Propionate is an important antimicrobial short-chain carboxylic acid (SCCA) that prolongs the shelf life of food products. L-rhamnose is metabolized to 1,2-propanediol (1,2-PD) by the deoxyhexose pathway, this intermediate can be further converted to propionate by the 1,2-PD pathway. Loigolactobacillus coryniformis subsp. coryniformis DSM 20001 has been recently identified as a propionate producer, but the mechanism behind the conversion has not been revealed. The aim of this study was to investigate L. coryniformis L-rhamnose utilization and to demonstrate the antimicrobial activity of fermentates.

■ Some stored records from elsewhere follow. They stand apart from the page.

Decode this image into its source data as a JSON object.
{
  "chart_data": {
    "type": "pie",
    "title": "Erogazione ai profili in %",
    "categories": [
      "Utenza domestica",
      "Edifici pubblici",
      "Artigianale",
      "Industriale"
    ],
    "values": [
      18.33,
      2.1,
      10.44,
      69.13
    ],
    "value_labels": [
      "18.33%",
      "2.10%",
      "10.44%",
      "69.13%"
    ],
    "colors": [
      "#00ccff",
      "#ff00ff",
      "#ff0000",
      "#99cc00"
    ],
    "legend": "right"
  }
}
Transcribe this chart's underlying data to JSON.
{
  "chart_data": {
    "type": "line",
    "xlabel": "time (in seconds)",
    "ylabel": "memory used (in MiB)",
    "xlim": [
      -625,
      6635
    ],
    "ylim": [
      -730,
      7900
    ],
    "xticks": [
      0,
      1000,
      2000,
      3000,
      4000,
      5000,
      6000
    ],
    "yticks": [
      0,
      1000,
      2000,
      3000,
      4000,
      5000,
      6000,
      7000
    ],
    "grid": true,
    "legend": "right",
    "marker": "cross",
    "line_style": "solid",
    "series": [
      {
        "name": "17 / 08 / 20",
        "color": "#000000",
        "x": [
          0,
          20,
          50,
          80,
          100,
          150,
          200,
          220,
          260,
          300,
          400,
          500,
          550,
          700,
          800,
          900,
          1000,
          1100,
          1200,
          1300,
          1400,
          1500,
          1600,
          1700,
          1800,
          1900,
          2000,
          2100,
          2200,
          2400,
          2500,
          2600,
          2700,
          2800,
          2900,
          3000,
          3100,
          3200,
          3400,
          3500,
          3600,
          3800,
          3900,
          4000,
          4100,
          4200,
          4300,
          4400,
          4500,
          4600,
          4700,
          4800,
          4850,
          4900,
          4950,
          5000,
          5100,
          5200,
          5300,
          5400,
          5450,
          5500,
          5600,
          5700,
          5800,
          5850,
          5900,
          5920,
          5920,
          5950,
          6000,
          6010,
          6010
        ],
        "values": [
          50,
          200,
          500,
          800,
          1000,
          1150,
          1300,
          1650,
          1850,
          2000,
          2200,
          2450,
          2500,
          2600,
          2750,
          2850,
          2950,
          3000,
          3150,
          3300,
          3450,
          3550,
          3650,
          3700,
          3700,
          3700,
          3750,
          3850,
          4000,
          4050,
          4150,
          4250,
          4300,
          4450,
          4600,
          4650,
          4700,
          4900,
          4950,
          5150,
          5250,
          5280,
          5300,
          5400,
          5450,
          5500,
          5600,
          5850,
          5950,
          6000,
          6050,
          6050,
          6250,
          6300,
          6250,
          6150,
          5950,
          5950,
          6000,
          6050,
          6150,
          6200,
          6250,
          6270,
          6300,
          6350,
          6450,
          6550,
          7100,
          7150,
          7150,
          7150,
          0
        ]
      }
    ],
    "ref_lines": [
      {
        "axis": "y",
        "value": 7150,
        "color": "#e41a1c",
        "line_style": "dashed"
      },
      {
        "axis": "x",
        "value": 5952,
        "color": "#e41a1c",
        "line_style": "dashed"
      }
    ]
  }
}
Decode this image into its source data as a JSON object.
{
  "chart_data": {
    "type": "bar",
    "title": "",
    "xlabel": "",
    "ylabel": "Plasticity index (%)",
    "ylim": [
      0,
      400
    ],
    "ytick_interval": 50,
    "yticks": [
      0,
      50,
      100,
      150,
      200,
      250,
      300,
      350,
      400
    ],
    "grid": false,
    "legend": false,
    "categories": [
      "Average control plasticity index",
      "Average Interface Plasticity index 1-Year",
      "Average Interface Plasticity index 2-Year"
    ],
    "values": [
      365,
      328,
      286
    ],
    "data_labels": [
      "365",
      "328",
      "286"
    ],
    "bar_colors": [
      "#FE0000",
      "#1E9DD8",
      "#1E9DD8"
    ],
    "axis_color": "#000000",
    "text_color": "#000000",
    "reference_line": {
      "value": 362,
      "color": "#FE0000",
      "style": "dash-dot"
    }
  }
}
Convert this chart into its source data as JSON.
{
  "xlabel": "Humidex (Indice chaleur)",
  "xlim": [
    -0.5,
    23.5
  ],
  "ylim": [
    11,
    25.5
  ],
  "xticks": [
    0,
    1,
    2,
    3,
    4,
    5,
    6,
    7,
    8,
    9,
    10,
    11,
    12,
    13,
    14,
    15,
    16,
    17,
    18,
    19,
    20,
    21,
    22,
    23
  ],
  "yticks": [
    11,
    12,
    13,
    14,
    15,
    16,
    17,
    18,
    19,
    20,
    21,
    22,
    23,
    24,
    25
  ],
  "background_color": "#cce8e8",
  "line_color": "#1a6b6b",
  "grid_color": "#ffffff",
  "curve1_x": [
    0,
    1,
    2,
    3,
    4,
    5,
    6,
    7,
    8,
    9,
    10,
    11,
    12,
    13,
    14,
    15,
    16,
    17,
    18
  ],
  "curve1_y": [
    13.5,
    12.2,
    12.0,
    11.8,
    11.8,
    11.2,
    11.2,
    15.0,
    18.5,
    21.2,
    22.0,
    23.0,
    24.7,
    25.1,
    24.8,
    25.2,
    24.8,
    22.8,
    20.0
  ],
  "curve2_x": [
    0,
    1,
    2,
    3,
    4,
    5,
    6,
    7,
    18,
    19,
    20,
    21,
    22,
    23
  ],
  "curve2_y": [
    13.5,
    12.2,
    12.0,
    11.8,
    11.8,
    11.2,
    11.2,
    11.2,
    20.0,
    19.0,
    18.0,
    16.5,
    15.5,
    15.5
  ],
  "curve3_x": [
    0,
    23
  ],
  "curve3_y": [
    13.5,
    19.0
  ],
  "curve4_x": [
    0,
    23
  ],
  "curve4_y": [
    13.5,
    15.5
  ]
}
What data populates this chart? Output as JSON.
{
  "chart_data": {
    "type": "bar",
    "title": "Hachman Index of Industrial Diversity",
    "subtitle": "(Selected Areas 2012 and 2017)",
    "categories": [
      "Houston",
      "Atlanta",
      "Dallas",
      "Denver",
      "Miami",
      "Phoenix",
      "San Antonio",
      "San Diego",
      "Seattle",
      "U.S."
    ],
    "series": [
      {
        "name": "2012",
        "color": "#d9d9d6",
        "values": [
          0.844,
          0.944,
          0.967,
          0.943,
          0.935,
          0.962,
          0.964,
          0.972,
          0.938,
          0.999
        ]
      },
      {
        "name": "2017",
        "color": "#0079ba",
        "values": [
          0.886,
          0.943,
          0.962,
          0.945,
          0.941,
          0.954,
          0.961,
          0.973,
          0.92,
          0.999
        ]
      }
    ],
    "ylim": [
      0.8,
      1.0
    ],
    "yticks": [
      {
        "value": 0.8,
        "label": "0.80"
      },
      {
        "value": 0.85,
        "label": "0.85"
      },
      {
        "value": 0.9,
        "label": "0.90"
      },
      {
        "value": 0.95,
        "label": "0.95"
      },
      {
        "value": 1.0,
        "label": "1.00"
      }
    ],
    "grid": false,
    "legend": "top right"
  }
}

L. coryniformis was grown in bioreactors in the presence of L-rhamnose under anaerobic conditions at 30ᵒC and pH 6.5 for 78 h. Expression of key genes related to deoxyhexose metabolism was monitored using qPCR assays. The antimicrobial properties of individual SCCAs, fermentates, and synthetic SCCA (sSCCA) mixtures mimicking the composition of fermentates against common food pathogens including Escherichia coli, Salmonella enterica, Klebsiella oxytoca, Staphylococcus aureus, and Candida albicans were investigated using 2-fold dilution assays at pH 4.5.

qPCR analysis demonstrated that genes encoding enzymes responsible for L-rhamnose utilization were expressed during the initial phase of fermentation, whereas genes involved in 1,2 PD utilization were transcribed later. From 40 mM rhamnose, up to 16 mM propionate was produced in addition to lactate (26 mM), formate (2 mM), and acetate (4 mM). Among the tested only propionate exhibited the ability to suppress the growth of the tested pathogens. The comparison with sSCCA indicated that propionate contributed to the inhibitory effect of fermentates against the tested Enterobacteriaceae.

In conclusion, our data suggested conversion of L-rhamnose to 1,2 PD and then to propionate. Our findings showed that in the L. coryniformis fermentates, propionate was the relevant SCCA that conferred antimicrobial properties against pathogens.